Franklin finalist for pair of coach of the year honors

Jeff Nelson
December 16, 2016

UNIVERSITY PARK, Pa. -- Penn State head coach James Franklin is among the finalists for a pair of National Coach of the Year honors. The third-year Penn State head coach is one of three finalists for AP National of the Year and is one of nine finalists for the Paul “Bear” Bryant Award.

The AP Coach of the Year will be announced on Thursday, while the “Bear” Bryant winner will be selected on Jan. 11, 2017. This is Franklin’s second time as a finalist for the Paul “Bear” Bryant Award. He was a finalist for the honor in 2012, which Penn State head coach Bill O’Brien won.

Previously, Franklin was named the Sporting News National Coach of the Year. He is the second Penn State head coach to win the honor, joining Joe Paterno, who claimed the award in 2005. He was also selected as the College Sports Madness National Coach of the Year. Additionally, he is a finalist for the 2016 Eddie Robinson Coach of the Year award as presented by the Football Writers Association of America.

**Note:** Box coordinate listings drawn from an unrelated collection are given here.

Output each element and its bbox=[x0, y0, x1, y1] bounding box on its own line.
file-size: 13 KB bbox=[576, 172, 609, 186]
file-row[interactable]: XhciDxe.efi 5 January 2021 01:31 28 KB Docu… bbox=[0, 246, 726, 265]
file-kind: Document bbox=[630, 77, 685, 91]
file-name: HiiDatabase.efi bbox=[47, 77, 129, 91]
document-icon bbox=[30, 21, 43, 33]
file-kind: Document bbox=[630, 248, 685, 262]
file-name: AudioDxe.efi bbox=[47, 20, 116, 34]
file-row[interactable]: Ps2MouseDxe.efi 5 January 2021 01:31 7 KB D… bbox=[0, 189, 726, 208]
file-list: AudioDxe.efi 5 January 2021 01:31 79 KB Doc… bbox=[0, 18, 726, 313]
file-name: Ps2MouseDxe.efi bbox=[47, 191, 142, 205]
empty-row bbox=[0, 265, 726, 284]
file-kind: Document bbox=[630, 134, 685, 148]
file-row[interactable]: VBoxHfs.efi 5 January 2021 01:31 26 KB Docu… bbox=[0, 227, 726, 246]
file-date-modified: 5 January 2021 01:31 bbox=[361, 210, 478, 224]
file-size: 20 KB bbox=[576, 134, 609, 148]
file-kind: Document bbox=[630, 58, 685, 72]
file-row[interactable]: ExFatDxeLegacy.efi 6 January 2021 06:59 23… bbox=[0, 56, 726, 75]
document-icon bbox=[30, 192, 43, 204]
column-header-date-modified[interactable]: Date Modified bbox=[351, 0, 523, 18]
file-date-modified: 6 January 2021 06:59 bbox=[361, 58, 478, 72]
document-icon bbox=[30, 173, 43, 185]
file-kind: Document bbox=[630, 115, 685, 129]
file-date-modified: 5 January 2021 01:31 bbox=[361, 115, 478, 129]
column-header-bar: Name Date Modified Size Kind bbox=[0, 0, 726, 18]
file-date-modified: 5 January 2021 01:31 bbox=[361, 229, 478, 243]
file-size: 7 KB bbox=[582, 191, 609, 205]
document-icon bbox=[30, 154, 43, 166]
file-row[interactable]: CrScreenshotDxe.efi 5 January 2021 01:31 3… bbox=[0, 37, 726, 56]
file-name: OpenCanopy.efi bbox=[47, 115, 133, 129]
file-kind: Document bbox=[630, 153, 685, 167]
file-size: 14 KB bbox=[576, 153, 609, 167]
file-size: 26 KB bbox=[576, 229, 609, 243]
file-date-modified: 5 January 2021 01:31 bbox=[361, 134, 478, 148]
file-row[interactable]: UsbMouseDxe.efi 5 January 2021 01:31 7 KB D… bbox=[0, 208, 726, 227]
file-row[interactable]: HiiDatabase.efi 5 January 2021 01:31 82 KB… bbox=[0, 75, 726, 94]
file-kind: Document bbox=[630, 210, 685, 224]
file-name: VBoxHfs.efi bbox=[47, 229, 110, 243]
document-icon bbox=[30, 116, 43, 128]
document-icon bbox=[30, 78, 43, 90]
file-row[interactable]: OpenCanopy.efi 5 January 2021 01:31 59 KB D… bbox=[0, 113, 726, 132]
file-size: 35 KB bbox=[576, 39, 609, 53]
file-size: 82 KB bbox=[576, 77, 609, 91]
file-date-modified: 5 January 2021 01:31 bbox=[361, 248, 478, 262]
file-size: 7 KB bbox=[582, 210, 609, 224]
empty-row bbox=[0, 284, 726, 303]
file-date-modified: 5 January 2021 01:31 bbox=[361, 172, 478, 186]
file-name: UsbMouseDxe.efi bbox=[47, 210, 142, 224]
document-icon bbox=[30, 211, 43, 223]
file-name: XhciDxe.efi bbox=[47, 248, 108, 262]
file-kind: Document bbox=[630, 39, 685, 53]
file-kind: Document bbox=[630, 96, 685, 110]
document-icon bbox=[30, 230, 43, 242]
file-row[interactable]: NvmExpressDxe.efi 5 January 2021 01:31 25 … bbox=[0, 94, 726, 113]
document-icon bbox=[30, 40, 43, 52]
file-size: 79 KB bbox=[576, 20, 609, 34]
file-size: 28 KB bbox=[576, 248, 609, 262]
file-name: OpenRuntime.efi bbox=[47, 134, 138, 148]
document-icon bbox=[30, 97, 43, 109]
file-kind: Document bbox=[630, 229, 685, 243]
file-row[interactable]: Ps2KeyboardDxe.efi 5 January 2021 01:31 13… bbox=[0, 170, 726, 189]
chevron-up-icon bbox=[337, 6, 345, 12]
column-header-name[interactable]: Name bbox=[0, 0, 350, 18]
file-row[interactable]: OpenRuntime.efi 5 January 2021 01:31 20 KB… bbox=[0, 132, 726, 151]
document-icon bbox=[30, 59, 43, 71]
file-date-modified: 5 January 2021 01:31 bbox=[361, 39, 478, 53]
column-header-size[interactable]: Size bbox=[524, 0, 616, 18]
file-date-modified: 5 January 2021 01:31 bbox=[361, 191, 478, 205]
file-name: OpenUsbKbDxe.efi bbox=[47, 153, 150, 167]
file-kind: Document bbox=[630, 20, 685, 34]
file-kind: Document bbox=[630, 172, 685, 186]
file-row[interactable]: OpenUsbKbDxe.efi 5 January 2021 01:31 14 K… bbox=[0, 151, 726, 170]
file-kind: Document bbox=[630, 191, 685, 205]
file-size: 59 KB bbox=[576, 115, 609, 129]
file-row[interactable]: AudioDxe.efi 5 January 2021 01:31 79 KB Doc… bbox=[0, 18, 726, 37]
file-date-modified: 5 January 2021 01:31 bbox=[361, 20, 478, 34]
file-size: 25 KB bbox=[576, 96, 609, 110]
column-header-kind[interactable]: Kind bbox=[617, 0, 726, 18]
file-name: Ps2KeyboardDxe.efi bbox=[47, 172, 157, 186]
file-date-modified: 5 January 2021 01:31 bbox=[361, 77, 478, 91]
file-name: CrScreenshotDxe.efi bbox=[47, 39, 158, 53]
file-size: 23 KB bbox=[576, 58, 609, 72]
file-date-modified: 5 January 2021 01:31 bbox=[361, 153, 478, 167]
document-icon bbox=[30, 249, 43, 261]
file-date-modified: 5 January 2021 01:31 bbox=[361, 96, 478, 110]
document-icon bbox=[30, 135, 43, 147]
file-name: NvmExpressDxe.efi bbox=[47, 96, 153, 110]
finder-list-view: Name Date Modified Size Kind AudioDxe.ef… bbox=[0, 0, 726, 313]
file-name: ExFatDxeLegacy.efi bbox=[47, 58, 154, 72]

Franklin guided the Nittany Lions to their first Big Ten Championship since 2008 and fourth overall (1994, 2005, 2008). He led the Nittany Lions to the Big Ten East title, its second divisional title (2011). Franklin guided the Lions to a No. 5 ranking in the CFP, Associated Press and Amway Coaches polls, the highest ranking for the Nittany Lions since 2009.

At 11-2, Franklin guided the Nittany Lions to their sixth 11-win season since Penn State joined the Big Ten. The Nittany Lions are riding a nine-game winning streak, which is the program’s longest since 2009. Penn State finished 8-1 in Big Ten play, marking the second eight-win conference season in program history to join the 1994 team that went 8-0.

The third-year head coach has earned Big Ten Coach of the Year from the Associated Press and the conference’s media. Franklin’s Dave McLain Big Ten Coach of the Year marks the fifth time a Penn State head coach has won the honor, joining Paterno (1994, 2005, 2008) and Bill O’Brien (2012).